A few weeks later, on Thanksgiving, I noticed that one of the turkeys was missing. I normally only played with the animals on Thanksgiving, so I never remembered from year to year how many turkeys there were. I asked and was told, in a nice way, that he was in the oven. Once I realized what this meant, I cried. My aunt apologized and said that was just the way things were on a farm. Where did I think turkey came from? To be honest, I had never really thought about it. We got ours from Kroger. They weren’t fun to chase at Kroger.
That Thanksgiving, and for a long time after, I would barely eat anything my aunt cooked. I didn’t care if it was a vegetable tray. I assumed my aunt had murdered whatever it was on the plate. I never liked to play with her animals again. I assumed they were just there to be lunch. I remember asking, “Did this come from a store or from your yard?” before I ate anything (for some reason, I still thought food from a store was different than food from her lawn).
We started bringing a dish to Thanksgiving and I’d eat that. My mom was no murderer. That’s a tradition I carry out today whenever I go to someone’s house for a big dinner party. Even though I’m no longer a strict vegetarian or a vegan, I know I’m still picky. I always mention my diet to people, but they normally make something I don’t like anyway. It’s not their fault. Besides, I don’t expect non-vegetarians to think of things like beans, broth or gelatin being non-vegetarian. They just don’t. It’s not being hateful to serve me pan gravy or mashed potatoes cooked with chicken stock, because they didn’t think about it being non-vegetarian. So, I always ask if I can bring a dish (if appropriate), or just shut up eat what I can. I can always eat something else later. There’s no sense in making a scene and ruining their dinner. My diet is not really their problem. Especially on Thanksgiving. People have Thanksgiving traditions that are bigger than my dietary constraints.

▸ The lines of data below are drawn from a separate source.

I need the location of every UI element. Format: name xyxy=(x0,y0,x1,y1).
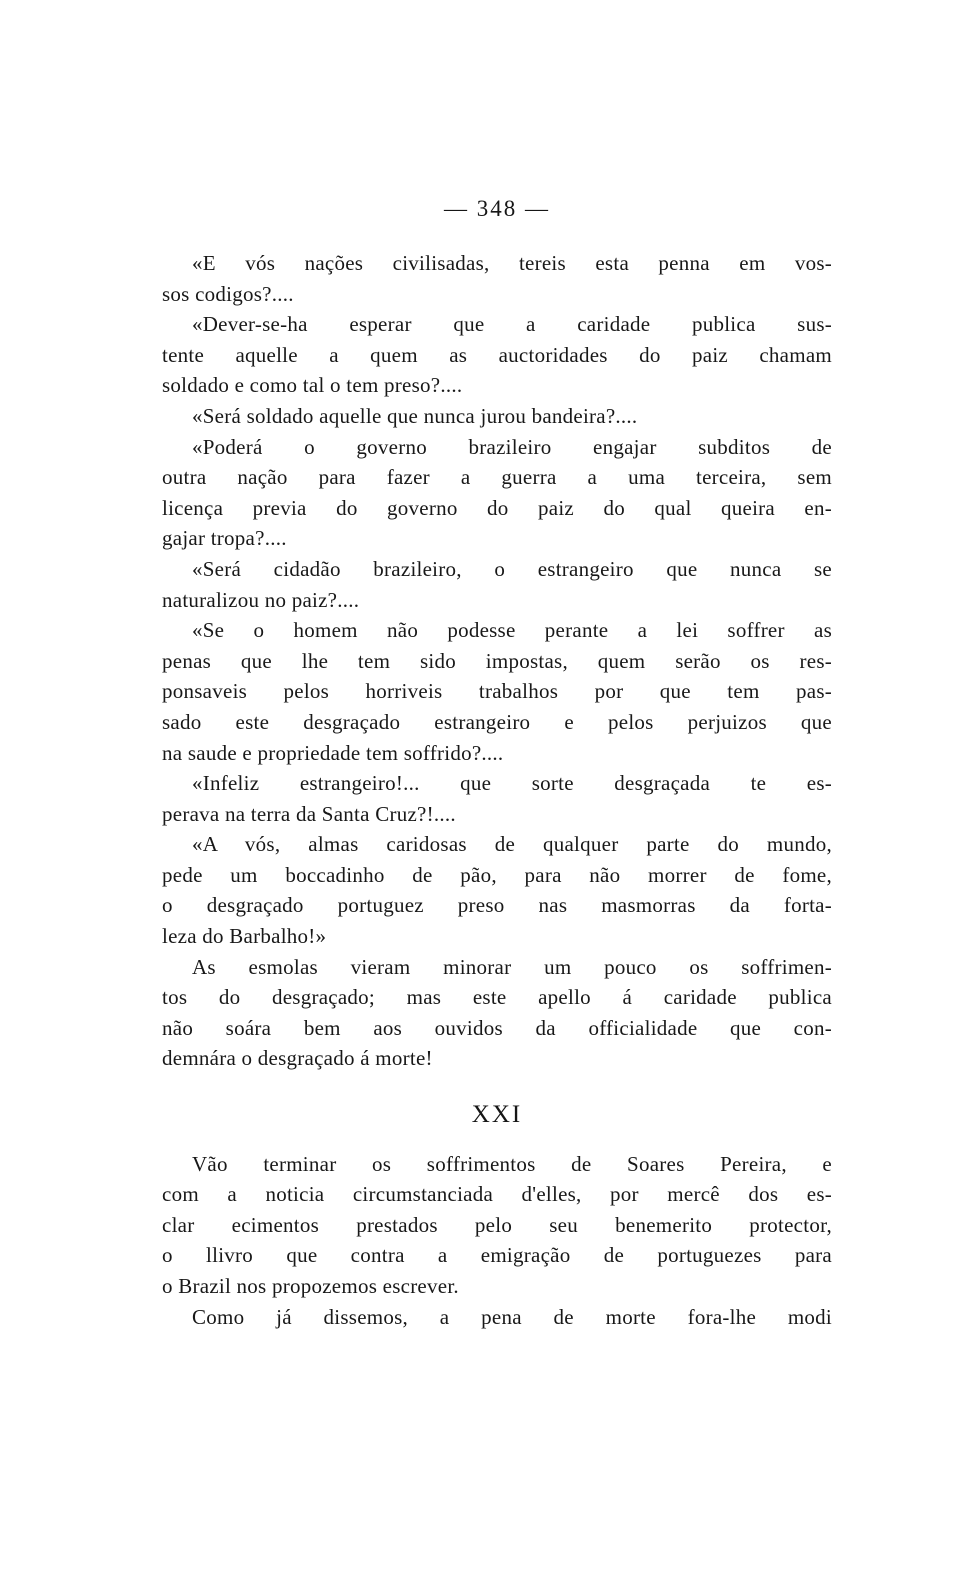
text-line: «Dever-se-ha esperar que a caridade publica sus- xyxy=(192,312,832,337)
text-line: na saude e propriedade tem soffrido?.... xyxy=(162,740,504,765)
paragraph xyxy=(162,768,832,829)
text-line: Como já dissemos, a pena de morte fora-lhe modi xyxy=(192,1304,832,1329)
paragraph xyxy=(162,248,832,309)
paragraph xyxy=(162,615,832,768)
section-heading: XXI xyxy=(471,1101,523,1129)
text-line: «E vós nações civilisadas, tereis esta penna em vos- xyxy=(192,251,832,275)
paragraph xyxy=(162,1149,832,1302)
text-line: tente aquelle a quem as auctoridades do paiz chamam xyxy=(162,342,832,367)
text-line: demnára o desgraçado á morte! xyxy=(162,1046,433,1071)
text-line: clar ecimentos prestados pelo seu benemerito protector, xyxy=(162,1212,832,1237)
paragraph xyxy=(162,952,832,1074)
text-line: não soára bem aos ouvidos da officialidade que con- xyxy=(162,1015,832,1040)
text-line: «Será soldado aquelle que nunca jurou bandeira?.... xyxy=(192,403,638,428)
text-line: «Se o homem não podesse perante a lei soffrer as xyxy=(192,618,832,643)
text-line: «Poderá o governo brazileiro engajar subditos de xyxy=(192,434,832,459)
text-line: soldado e como tal o tem preso?.... xyxy=(162,373,463,398)
paragraph xyxy=(162,432,832,554)
text-line: leza do Barbalho!» xyxy=(162,924,327,949)
text-line: gajar tropa?.... xyxy=(162,526,287,551)
text-line: outra nação para fazer a guerra a uma terceira, sem xyxy=(162,465,832,490)
text-line: o desgraçado portuguez preso nas masmorras da forta- xyxy=(162,893,832,918)
text-line: licença previa do governo do paiz do qual queira en- xyxy=(162,495,832,520)
text-line: sos codigos?.... xyxy=(162,281,294,306)
text-line: «Infeliz estrangeiro!... que sorte desgraçada te es- xyxy=(192,771,832,796)
text-line: naturalizou no paiz?.... xyxy=(162,587,360,612)
text-line: As esmolas vieram minorar um pouco os soffrimen- xyxy=(192,954,832,979)
paragraph xyxy=(162,1302,832,1333)
page-number: — 348 — xyxy=(444,196,550,221)
paragraph xyxy=(162,829,832,951)
text-line: perava na terra da Santa Cruz?!.... xyxy=(162,801,456,826)
text-line: ponsaveis pelos horriveis trabalhos por que tem pas- xyxy=(162,679,832,704)
text-block xyxy=(162,248,832,1332)
text-line: o llivro que contra a emigração de portuguezes para xyxy=(162,1243,832,1268)
text-line: penas que lhe tem sido impostas, quem serão os res- xyxy=(162,648,832,673)
text-line: com a noticia circumstanciada d'elles, por mercê dos es- xyxy=(162,1182,832,1207)
paragraph xyxy=(162,309,832,401)
paragraph xyxy=(162,401,832,432)
text-line: «Será cidadão brazileiro, o estrangeiro que nunca se xyxy=(192,556,832,581)
text-line: pede um boccadinho de pão, para não morrer de fome, xyxy=(162,862,832,887)
paragraph xyxy=(162,554,832,615)
text-line: Vão terminar os soffrimentos de Soares Pereira, e xyxy=(192,1151,832,1176)
text-line: sado este desgraçado estrangeiro e pelos perjuizos que xyxy=(162,709,832,734)
text-line: «A vós, almas caridosas de qualquer parte do mundo, xyxy=(192,832,832,857)
text-line: tos do desgraçado; mas este apello á caridade publica xyxy=(162,985,832,1010)
text-line: o Brazil nos propozemos escrever. xyxy=(162,1274,459,1298)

If I were bringing a dish to Thanksgiving dinner this year, I think I’d bring these Brussels sprouts. We sometimes make a dish with green beans and apricot sauce for Thanksgiving. It’s divine, but I love green beans. I decided to try the sauce on Brussels sprouts, something most that people don’t give a fair shot. It’s delicious and I think the apricot bits would be tempting to even Brussels sprouts haters.
- 4 ounces dried apricots
- 1 cup orange juice
- 1 bushel of Brussels sprouts
- Roast Brussels sprouts (here is how).
- While they are roasting, place the apricots and orange juice in a sauce pan and simmer until the apricots are tender.
- Puree the orange juice and apricots until smooth. If you want chunky sauce, as pictured, remove 3-4 apricots and chop them.
- Remove the Brussels sprouts to a serving bowl and toss with the apricot sauce.
Easy! Great tasting too. These would be a much bigger hit than those slimy ones. Since I roasted them first, they still have that roasted flavor, with a hint of sweetness from the apricots/orange juice.
I think I’m kind of obsessed with Brussels sprouts. I found a stalk of Brussels sprouts at the store the other day for just $3.79. The stalk keeps the sprouts fresher, so they store longer. They’re easy to remove from the stalk. You just twist them and pop them off.
Another recipe for Brussel sprouts that I’ve tried recently is cheesy Brussels sprouts. I subbed them in a green bean dish my mom makes for Thanksgiving. She puts a can or two of french cut green beans in a casserole dish and pours heavy cream in the casserole dish until it covers the bottom. She sprinkles it with a generous amount of Parmesan cheese, mixes it all together and bakes until it’s brown. I used Brussels sprouts instead of green beans, and it was heavenly. It would be a Thanksgiving hit for sure.
Yup, I’m having Brussels sprouts this year.